Building safe, effective health care facilities: Fire and life safety
It’s hard to think of an engineering project with higher standards than a hospital or health care facility—successfully designed and installed systems can literally be a matter of life and death. Here, engineers with experience in the field offer advice on how to deliver such projects with a clean bill of health.
- J. Patrick Banse, PE, LEED AP, Senior Mechanical Engineer, Smith Seckman Reid, Houston
- Daniel L. Doyle, PE, LEED AP O+M, Chairman, Grumman/Butkus Associates, Evanston, Ill.
- Robert Jones Jr., PE, LEED AP, Associate Director of Electrical, JBA Consulting Engineers, Las Vegas
- Craig Kos, PE, LEED AP, Vice President, ESD Inc., Chicago
- Essi Najafi, Senior Vice President/Principal, Global Engineering Solutions, Rockville, Md.
- Paul J. Orzewicz, PE, Mechanical Engineer, Project Manager, RMF Engineering Inc., Baltimore
- David A. Smith, PE, EDAC, Principal, National Director of Health Care, KJWW Engineering Consultants, Madison, Wis.
CSE: What unique fire suppression or life safety systems have you specified or designed in a hospital?
Najafi: When a health care facility has a large data center, it requires a cross zoned pre-action sprinkler system. This system should also incorporate a VESDA early warning constant air sampling smoke detection system.
CSE: How have the costs and complexity of fire protection systems changed in recent years?
Smith: The cost of fire protection systems has actually decreased due to the quality and acceptance of plastic piping systems.
CSE: What type of unique smoke control solutions have you designed in these buildings? What were the challenges/solutions?
Banse: Hospitals and related health care facilities pose many challenges to fire and smoke control as they relate to patient and staff safety.
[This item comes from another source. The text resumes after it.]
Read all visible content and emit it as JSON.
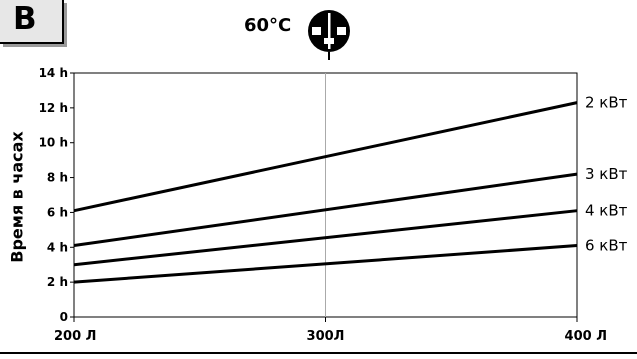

These facilities have mandatory requirements to be protected with an automatic fire sprinkler system, which is extremely beneficial in containing fires to the compartment of fire origin. Maintaining the integrity of fire and smoke partitions with fire-safe and sealed openings and properly placed fire smoke dampers allows for horizontal movement of patients to areas of safe refuge, as general evacuation is not an option as it is in other occupancy types.
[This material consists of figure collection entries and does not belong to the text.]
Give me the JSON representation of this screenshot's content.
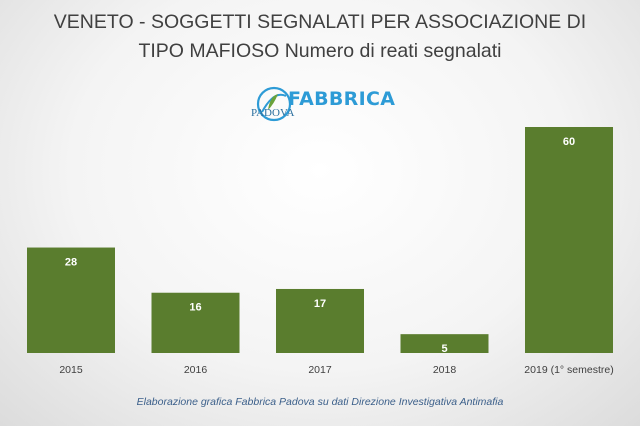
{
  "logo": {
    "name": "FABBRICA",
    "subname": "PADOVA"
  },
  "source": "Elaborazione grafica Fabbrica Padova su dati Direzione Investigativa Antimafia",
  "colors": {
    "bar": "#5a7d2e",
    "label": "#ffffff",
    "axis_text": "#404040"
  },
  "chart_data": {
    "type": "bar",
    "title_lines": [
      "VENETO - SOGGETTI SEGNALATI PER ASSOCIAZIONE DI",
      "TIPO MAFIOSO Numero di reati segnalati"
    ],
    "categories": [
      "2015",
      "2016",
      "2017",
      "2018",
      "2019 (1° semestre)"
    ],
    "values": [
      28,
      16,
      17,
      5,
      60
    ],
    "data_labels": [
      "28",
      "16",
      "17",
      "5",
      "60"
    ],
    "ylim": [
      0,
      60
    ],
    "grid": false,
    "legend": "none"
  }
}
Orzewicz: Recently, I was involved in a renovation of a six-story patient bed tower that required the central air handling units (AHUs) to remain operational in the event of a fire. However, this was not the typical smoke control mode where only a portion of the building needed to remain pressurized; instead the entire building needed to remain under control by the BAS for patient comfort. To achieve this, the AHUs go to 100% outside mode and an extensive network of isolation dampers (controlled through the BAS and fire alarm system) automatically rebalances each floor to a negative pressure with a positive pressure air lock outside each floor’s entrance lobby.
Najafi: One area where creative solutions are required for smoke control is large bay spaces and specifically atriums. On several projects we’ve taken what was previously an open-air courtyard and converted it to a glass-enclosed atrium which required smoke evacuation systems.
CSE: What unique egress challenges do hospitals pose?
Banse: Maintaining proper means of egress, exits, and exit access is a challenge; however, proper design and selection of HVAC systems and controls allows for the isolation of smoke to the compartment of fire origin by either the shutting down of air systems and closing of fire smoke dampers or by exhausting of air in adjacent spaces to maintain clear egress paths. Isolation of duct systems that communicate with egress paths to minimize smoke migration is also effective.
Najafi: One of the challenges with egress for health care environments is not only the large quantity of people needing to evacuate at one time, but in many cases that the people being evacuated have limited mobility, which can present significant challenges.
CSE: Describe a recent project in which a mass notification system (MNS) or emergency communication system (ECS) was specified. Describe the challenges and solutions.
Najafi: Providing MNS for one building is typically not difficult, but providing the system throughout a campus presents unique challenges. Outlining exact requirements of the system requires close coordination with the campus technical staff in addition to close coordination of the underground pathways throughout the campus.
Smith: Intelligibility of the voice systems can be difficult due to the fact that the system is usually designed before the interior designer selects finishes, which can greatly affect the acoustics of the space.